There are so many parts of our lives like that…so many challenges that we all have to face everyday…illness…relationship and job issues…parenting issues…there are so many opportunities to decide whether we are going to live fully. Even this time of being warned every day about a recession – do we stop our lives? Or do we continue on and reach for that brass ring! It becomes a decision about whether or not we are simply going to be spectators in our own lives…or whether or not we are going to live our lives fully.
I challenge you to look at those places…perhaps you are in one right now…perhaps for you it is whether or not to take the risk and fly to China and adopt a child…and the entire process feels incredibly overwhelming…
I don’t know what it is for you…perhaps it is working to raise the money for an IVF cycles that feels out of reach…perhaps it has nothing to do with reproduction or fertility at all!
But what I want to say to you is… go for it…deep dig…go where you never thought you could ever go…because this is not a dress rehearsal…this is it..your life. You have arrived…and in Holiday Season….I find myself looking deeply at my own life…and the joys and dangers of playing full out…full court….and yes…it can be complicated…and difficult…but oh yes…it can be filled with incredible joy…
My youngest Spencer is rolling out of bed…my CryoPreserved IVF Embryo…we played full court to have that kid…he won’t get a hair cut right now…his hair is in his eyes…I try not to notice…not to say anything…Spencer is playing his own full court as a fifteen year old right now…a part of that is not cutting his hair…I find myself grabbing him…holding him….I breathe him in…so much joy. I would not have missed him for the world.
I am feeling sentimental…can you tell? Perhaps it is all of the infertility haikus that I have been reading!! I agreed to be a judge in the First International Infertility Haiku Contest – and I spent so much time reading about longing, and struggle.

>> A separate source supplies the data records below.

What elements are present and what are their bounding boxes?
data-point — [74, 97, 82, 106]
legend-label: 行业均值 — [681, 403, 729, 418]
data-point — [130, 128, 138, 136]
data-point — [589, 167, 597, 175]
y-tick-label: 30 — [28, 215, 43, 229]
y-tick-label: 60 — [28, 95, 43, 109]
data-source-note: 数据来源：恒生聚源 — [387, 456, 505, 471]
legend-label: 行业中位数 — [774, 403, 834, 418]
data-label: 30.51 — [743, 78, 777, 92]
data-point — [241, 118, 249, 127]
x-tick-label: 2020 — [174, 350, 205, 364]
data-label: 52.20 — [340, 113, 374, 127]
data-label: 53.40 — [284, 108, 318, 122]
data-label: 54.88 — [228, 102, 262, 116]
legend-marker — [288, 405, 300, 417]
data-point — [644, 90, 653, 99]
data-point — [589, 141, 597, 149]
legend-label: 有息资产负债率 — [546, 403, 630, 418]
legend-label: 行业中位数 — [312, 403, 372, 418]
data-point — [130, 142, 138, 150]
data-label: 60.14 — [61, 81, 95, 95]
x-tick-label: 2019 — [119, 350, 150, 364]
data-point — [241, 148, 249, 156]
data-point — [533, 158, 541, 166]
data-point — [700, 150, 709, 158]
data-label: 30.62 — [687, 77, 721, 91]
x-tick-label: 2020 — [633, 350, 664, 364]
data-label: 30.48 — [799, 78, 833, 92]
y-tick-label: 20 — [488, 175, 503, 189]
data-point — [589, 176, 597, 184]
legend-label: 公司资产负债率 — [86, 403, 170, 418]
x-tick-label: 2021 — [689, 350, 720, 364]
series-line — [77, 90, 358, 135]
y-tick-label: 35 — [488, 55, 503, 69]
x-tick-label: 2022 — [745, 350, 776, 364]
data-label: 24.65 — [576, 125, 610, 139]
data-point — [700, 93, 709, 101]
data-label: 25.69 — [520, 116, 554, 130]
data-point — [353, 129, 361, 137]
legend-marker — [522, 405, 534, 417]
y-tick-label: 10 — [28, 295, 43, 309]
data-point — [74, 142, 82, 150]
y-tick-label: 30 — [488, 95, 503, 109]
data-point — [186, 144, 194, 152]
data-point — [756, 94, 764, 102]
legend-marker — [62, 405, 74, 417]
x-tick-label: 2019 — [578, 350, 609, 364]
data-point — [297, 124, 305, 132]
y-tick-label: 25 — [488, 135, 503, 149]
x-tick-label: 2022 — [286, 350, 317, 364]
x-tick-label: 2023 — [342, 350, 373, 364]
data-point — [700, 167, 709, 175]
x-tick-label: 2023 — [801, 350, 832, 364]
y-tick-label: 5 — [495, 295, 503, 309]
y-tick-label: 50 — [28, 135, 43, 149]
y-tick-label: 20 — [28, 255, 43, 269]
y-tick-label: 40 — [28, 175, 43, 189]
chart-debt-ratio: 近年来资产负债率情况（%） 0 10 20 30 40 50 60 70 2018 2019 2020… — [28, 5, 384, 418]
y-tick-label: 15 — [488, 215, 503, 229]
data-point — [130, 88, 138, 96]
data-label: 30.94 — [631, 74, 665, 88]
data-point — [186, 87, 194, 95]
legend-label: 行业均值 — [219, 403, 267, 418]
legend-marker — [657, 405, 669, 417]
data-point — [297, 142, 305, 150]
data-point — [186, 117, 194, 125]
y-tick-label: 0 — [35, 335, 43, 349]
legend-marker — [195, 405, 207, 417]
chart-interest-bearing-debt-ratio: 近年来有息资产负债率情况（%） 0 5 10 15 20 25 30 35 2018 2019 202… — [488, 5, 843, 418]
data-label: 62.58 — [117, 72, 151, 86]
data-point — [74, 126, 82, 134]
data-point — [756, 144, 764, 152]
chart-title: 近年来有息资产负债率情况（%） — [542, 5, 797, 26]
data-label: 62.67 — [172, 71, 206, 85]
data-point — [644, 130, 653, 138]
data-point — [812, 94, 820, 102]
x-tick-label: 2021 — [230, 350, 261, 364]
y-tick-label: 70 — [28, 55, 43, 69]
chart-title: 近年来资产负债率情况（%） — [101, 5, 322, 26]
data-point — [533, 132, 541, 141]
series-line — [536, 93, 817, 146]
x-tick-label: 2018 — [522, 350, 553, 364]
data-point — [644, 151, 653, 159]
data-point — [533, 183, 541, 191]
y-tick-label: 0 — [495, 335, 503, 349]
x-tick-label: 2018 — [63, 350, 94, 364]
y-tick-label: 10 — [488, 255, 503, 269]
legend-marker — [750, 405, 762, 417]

I am full of wanting for everyone…for all of you to find that place in yourself to take you to live your life fully…to face things that scare you…that may be preventing you from getting all that you want in this life…and to move through that to a place of having what you want.
A good friend just sent me this poem..it sums it up beautifully..it is by the poet Mary Oliver..
When Death Comes
When death comes
like the hungry bear in autumn;
when death comes and takes all the bright coins from his purse
to buy me, and snaps the purse shut;
when death comes
like the measle-pox
when death comes
like an iceberg between the shoulder blades,
I want to step through the door full of curiosity, wondering:
what is it going to be like, that cottage of darkness?
And therefore I look upon everything
as a brotherhood and a sisterhood,
and I look upon time as no more than an idea,
and I consider eternity as another possibility,
and I think of each life as a flower, as common
as a field daisy, and as singular,
and each name a comfortable music in the mouth,
tending, as all music does, toward silence,
and each body a lion of courage, and something
precious to the earth.
When it’s over, I want to say all my life
I was a bride married to amazement.
I was the bridegroom, taking the world into my arms.